Alec / September 16, 2005 9:30 AM

Well, I hope it bursts soon, cuz then I'm finally gonna buy a place. ;P

mike / September 16, 2005 10:01 AM

Alec, people said the same thing five years ago. Good luck. If you can afford a place now, and you want to live there for at least five years you should buy one. It won't increase in value 10% a year, but it's not likely that you'll lose money on it.

bam / September 16, 2005 10:05 AM

Boston, San Fran, and Dallas in the mid 80s = Bubbles were burst. London, Sydney, Melbourne, Amsterdam = bubbles are showing early signs of bursting.

It's indeed true that a bursting bubble need not displace owners who live in the property, and can afford to make payments inspite of the flattening of the price growth curve. It's also true that some of those dot com busts are still alive and kicking after getting 99% of their values chopped in the early part of century. So maybe the two bubbles are similar, maybe not, hindsight will reveal it for what it is.

But what of those who are into more speculative real estate investments? It's been mentioned recently in the WSJ that 30% of the new condos in River North and Streetervile sit vacant held by speculators waiting to be flipped. Like the dot com bubble these 'investors' are paying based on expecatation that they'll be able to sell it for yet more than they've paid. Ride the momentum. It was a sellers market, and it's now a buyers market. And if these 'investors' can't sell for prices that meet they're profit targets, they've either got to sell or rent. If you've got solid cash flow no problem, rent at a loss and wait for the big IRS refund. Elsewise you sell, and when you're bleeding cash you're apt to sell at a loss to get out. and if enough people are doing it the bubble bursts.

See tomorrow's Economist for a nice overview of the bubble...which has already started deflating in the Netherlands, UK and Australia ..."In America this could mean the first fall in average house prices since the Great Depression." "A study by the IMF found that output losses after house-price busts in rich countries have, on average, been twice as large as those after stockmarket crashes, and usually result in a recession."

All those ReFi's don't kick out so much cash, and Best Buy sells fewer Plasmas, and Perillo fewer x5's, and we don't pay others to pour milk on overpriced bowls of cereal and so it goes.

cynthia / September 16, 2005 11:05 AM

I would say that if you aren't in the real estate business and save a few other choice professions, things are sort of at a standstill. It doesn't seem the economy is getting worse (for now, Katrina's full effect remains to be seen) but they aren't getting better either. In the advertising industry, people have gotten paltry raises over the past few years, barely enough to compete with inflation but at the same time glad to have insurance and employed at all so it is a double edged sword.

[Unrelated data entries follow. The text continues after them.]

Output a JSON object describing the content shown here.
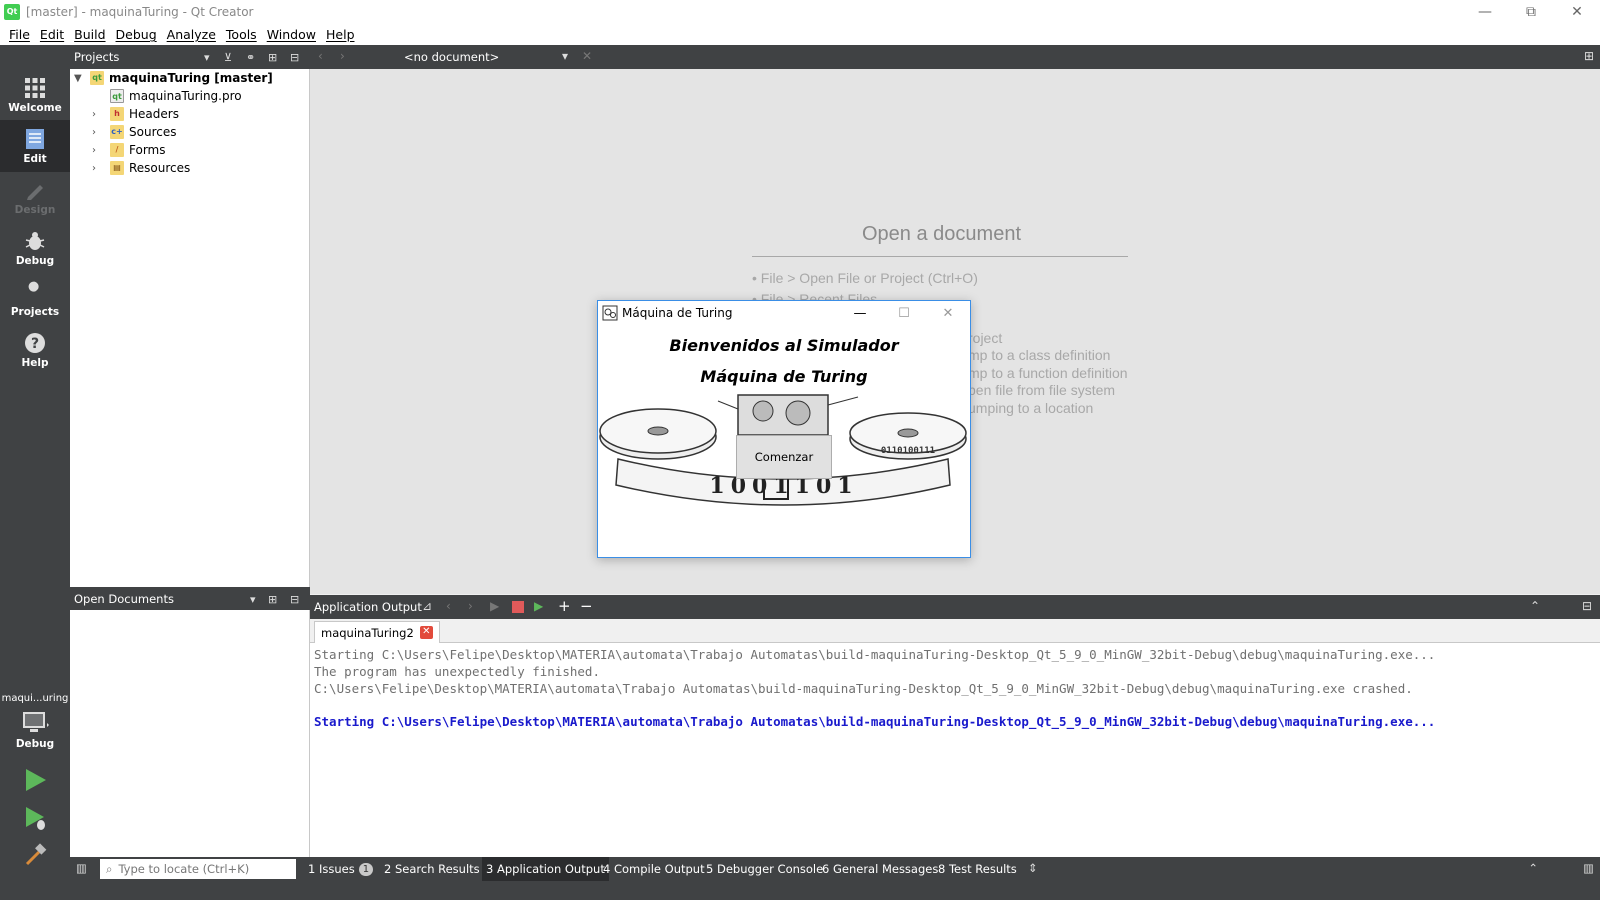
{
  "window": {
    "title": "[master] - maquinaTuring - Qt Creator",
    "app_icon": "Qt",
    "minimize": "—",
    "restore": "⧉",
    "close": "✕"
  },
  "menu": [
    "File",
    "Edit",
    "Build",
    "Debug",
    "Analyze",
    "Tools",
    "Window",
    "Help"
  ],
  "modes": {
    "welcome": "Welcome",
    "edit": "Edit",
    "design": "Design",
    "debug": "Debug",
    "projects": "Projects",
    "help": "Help"
  },
  "kit": {
    "label": "maqui...uring",
    "mode": "Debug"
  },
  "projects_pane": {
    "title": "Projects",
    "root": "maquinaTuring [master]",
    "items": [
      "maquinaTuring.pro",
      "Headers",
      "Sources",
      "Forms",
      "Resources"
    ]
  },
  "open_documents": {
    "title": "Open Documents"
  },
  "editor": {
    "doc_selector": "<no document>",
    "open_title": "Open a document",
    "hints": [
      "• File > Open File or Project (Ctrl+O)",
      "• File > Recent Files",
      "roject",
      "mp to a class definition",
      "mp to a function definition",
      "pen file from file system",
      "umping to a location"
    ]
  },
  "output": {
    "title": "Application Output",
    "tab": "maquinaTuring2",
    "lines": [
      "Starting C:\\Users\\Felipe\\Desktop\\MATERIA\\automata\\Trabajo Automatas\\build-maquinaTuring-Desktop_Qt_5_9_0_MinGW_32bit-Debug\\debug\\maquinaTuring.exe...",
      "The program has unexpectedly finished.",
      "C:\\Users\\Felipe\\Desktop\\MATERIA\\automata\\Trabajo Automatas\\build-maquinaTuring-Desktop_Qt_5_9_0_MinGW_32bit-Debug\\debug\\maquinaTuring.exe crashed.",
      "Starting C:\\Users\\Felipe\\Desktop\\MATERIA\\automata\\Trabajo Automatas\\build-maquinaTuring-Desktop_Qt_5_9_0_MinGW_32bit-Debug\\debug\\maquinaTuring.exe..."
    ]
  },
  "statusbar": {
    "locator_placeholder": "Type to locate (Ctrl+K)",
    "issues": "1  Issues",
    "issues_count": "1",
    "search": "2  Search Results",
    "app_output": "3  Application Output",
    "compile": "4  Compile Output",
    "debugger": "5  Debugger Console",
    "general": "6  General Messages",
    "tests": "8  Test Results"
  },
  "dialog": {
    "title": "Máquina de Turing",
    "line1": "Bienvenidos al Simulador",
    "line2": "Máquina de Turing",
    "tape": "1001101",
    "tape_small": "0110100111",
    "start_button": "Comenzar"
  },
  "colors": {
    "sidebar": "#404244",
    "active_mode": "#2b2c2e",
    "editor_bg": "#e4e4e4",
    "output_blue": "#1a1acc",
    "dialog_border": "#3a8ee6"
  }
}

Getting Bush out of office will probably help. :) Can I give a shout out to Clinton? We were in the black. Yes people! No national debt. And now, I don't even want to think about it. That and gas prices and dependence, natural gas prices, global warming, oceanic pollution and landfills. But I think I am getting off subject. sigh.

Rich / September 17, 2005 1:19 PM

As for a tech economy goes, I would call it "stabilzed" but not great. I am considering leaving Chicago sadly after 26 years because of the loss of tech jobs mostly
due to Lucent and Motorola layoff's and lack of re-hiring since the tech bubble burst.
I have made good advances in my real estate value, but find if I get a direct tech job I cannot afford to live in the home I currently own. sad but true. Real estate has gone up in Chicago but wages have stayed the same or declined. I believe both political parties suck and we need real change for the middle class ( 3rd party candidates) In the mean time I will probably be finding cheaper housing in the Southwest.
I love this city so much, but I must face a financial reality.